Base price of the 2.2CL with a five-speed manual is a pleasing $22,100. And the standard offerings are nifty enough: faux but acceptable wood trim, air bags and anti-lock brakes, keyless entry, CD with nine-disc storage, power windows and locks, automatic climate control, power moon roof and six-way power seat for the driver. In fact, the only options are leather seating and automatic transmission.

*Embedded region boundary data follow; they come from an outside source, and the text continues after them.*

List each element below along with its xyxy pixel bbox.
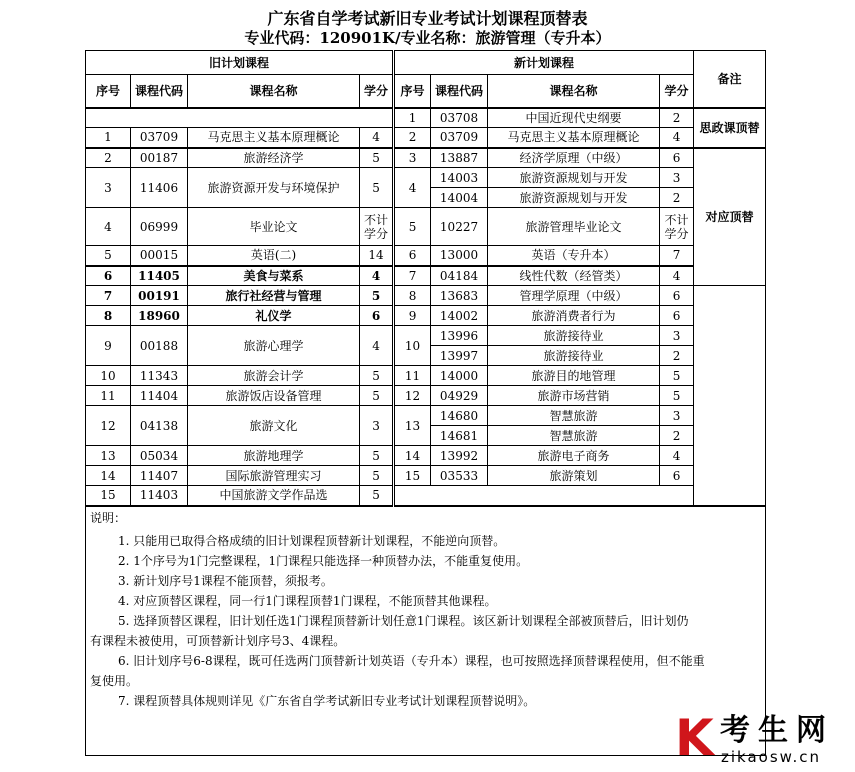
new-name-header: 课程名称 [488, 75, 660, 108]
old-seq-cell: 15 [86, 486, 131, 506]
table-row [86, 366, 766, 386]
new-code-cell: 13683 [431, 286, 488, 306]
table-row [86, 148, 766, 168]
old-seq-cell: 7 [86, 286, 131, 306]
new-name-cell: 经济学原理（中级） [488, 148, 660, 168]
table-row [86, 406, 766, 426]
notes-section [86, 506, 766, 756]
old-seq-cell: 9 [86, 326, 131, 366]
notes-heading: 说明： [90, 510, 127, 525]
new-credit-cell: 3 [660, 326, 694, 346]
new-code-cell: 14681 [431, 426, 488, 446]
table-row [86, 208, 766, 246]
old-code-cell: 00015 [131, 246, 188, 266]
table-row [86, 168, 766, 188]
old-name-cell: 旅游会计学 [188, 366, 360, 386]
old-name-cell: 英语(二) [188, 246, 360, 266]
new-code-cell: 14004 [431, 188, 488, 208]
new-credit-cell: 4 [660, 266, 694, 286]
old-seq-cell: 12 [86, 406, 131, 446]
old-credit-cell: 不计学分 [360, 208, 394, 246]
table-row [86, 326, 766, 346]
new-code-cell: 13997 [431, 346, 488, 366]
old-code-cell: 04138 [131, 406, 188, 446]
note-item: 7. 课程顶替具体规则详见《广东省自学考试新旧专业考试计划课程顶替说明》。 [118, 693, 536, 708]
old-credit-cell: 5 [360, 148, 394, 168]
new-code-cell: 04929 [431, 386, 488, 406]
table-row [86, 108, 766, 128]
old-credit-cell: 14 [360, 246, 394, 266]
note-item: 4. 对应顶替区课程，同一行1门课程顶替1门课程，不能顶替其他课程。 [118, 593, 497, 608]
old-name-cell: 旅游文化 [188, 406, 360, 446]
new-name-cell: 线性代数（经管类） [488, 266, 660, 286]
old-name-cell: 马克思主义基本原理概论 [188, 128, 360, 148]
old-credit-cell: 5 [360, 168, 394, 208]
remark-corresponding: 对应顶替 [694, 148, 766, 286]
new-credit-cell: 6 [660, 148, 694, 168]
old-credit-cell: 3 [360, 406, 394, 446]
new-seq-cell: 14 [394, 446, 431, 466]
new-code-cell: 13996 [431, 326, 488, 346]
table-row [86, 246, 766, 266]
new-credit-cell: 6 [660, 466, 694, 486]
old-plan-header: 旧计划课程 [86, 51, 394, 75]
new-name-cell: 旅游资源规划与开发 [488, 188, 660, 208]
old-name-cell: 旅游经济学 [188, 148, 360, 168]
new-code-cell: 03708 [431, 108, 488, 128]
old-name-cell: 国际旅游管理实习 [188, 466, 360, 486]
empty-new-cell [394, 486, 694, 506]
new-code-cell: 13000 [431, 246, 488, 266]
old-code-cell: 00191 [131, 286, 188, 306]
note-item: 有课程未被使用，可顶替新计划序号3、4课程。 [90, 633, 346, 648]
old-code-cell: 18960 [131, 306, 188, 326]
new-seq-cell: 2 [394, 128, 431, 148]
new-name-cell: 智慧旅游 [488, 406, 660, 426]
old-code-header: 课程代码 [131, 75, 188, 108]
new-credit-cell: 不计学分 [660, 208, 694, 246]
new-name-cell: 管理学原理（中级） [488, 286, 660, 306]
new-seq-cell: 6 [394, 246, 431, 266]
old-name-cell: 旅游饭店设备管理 [188, 386, 360, 406]
old-name-cell: 旅游资源开发与环境保护 [188, 168, 360, 208]
old-seq-cell: 2 [86, 148, 131, 168]
new-credit-header: 学分 [660, 75, 694, 108]
old-code-cell: 03709 [131, 128, 188, 148]
new-code-cell: 13887 [431, 148, 488, 168]
new-credit-cell: 4 [660, 446, 694, 466]
new-name-cell: 旅游管理毕业论文 [488, 208, 660, 246]
new-name-cell: 旅游资源规划与开发 [488, 168, 660, 188]
logo-letter: K [675, 709, 714, 767]
new-credit-cell: 5 [660, 366, 694, 386]
old-name-cell: 旅游地理学 [188, 446, 360, 466]
new-credit-cell: 3 [660, 168, 694, 188]
old-credit-header: 学分 [360, 75, 394, 108]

It's a warm, comfortable interior fulfilling the first purpose of any luxury car. Which is to surround with downy leathers, all gathered and puffy, colors approaching the pastel, and equipment that whispers; leaving occupants with very little to do but steer and look elegant.
And the finish is superb.
*
We weren't as enthralled by offerings from the engine compartment. Being Honda-based, the powertrain is of course a benchmark of smoothness and response. The CL with manual transmission winds from rest to 60 mph under nine seconds, which is what one expects from a car of this price, at this weight and in this first-cabin category.
But there's no great surplus of power. Somewhere between fourth and fifth gear we'd like to know the car is poised to snarl, not sigh. It is almost as though performance has been dumbed down because this is, after all, a cushy car with limited appeal for enthusiasts with hairy knuckles.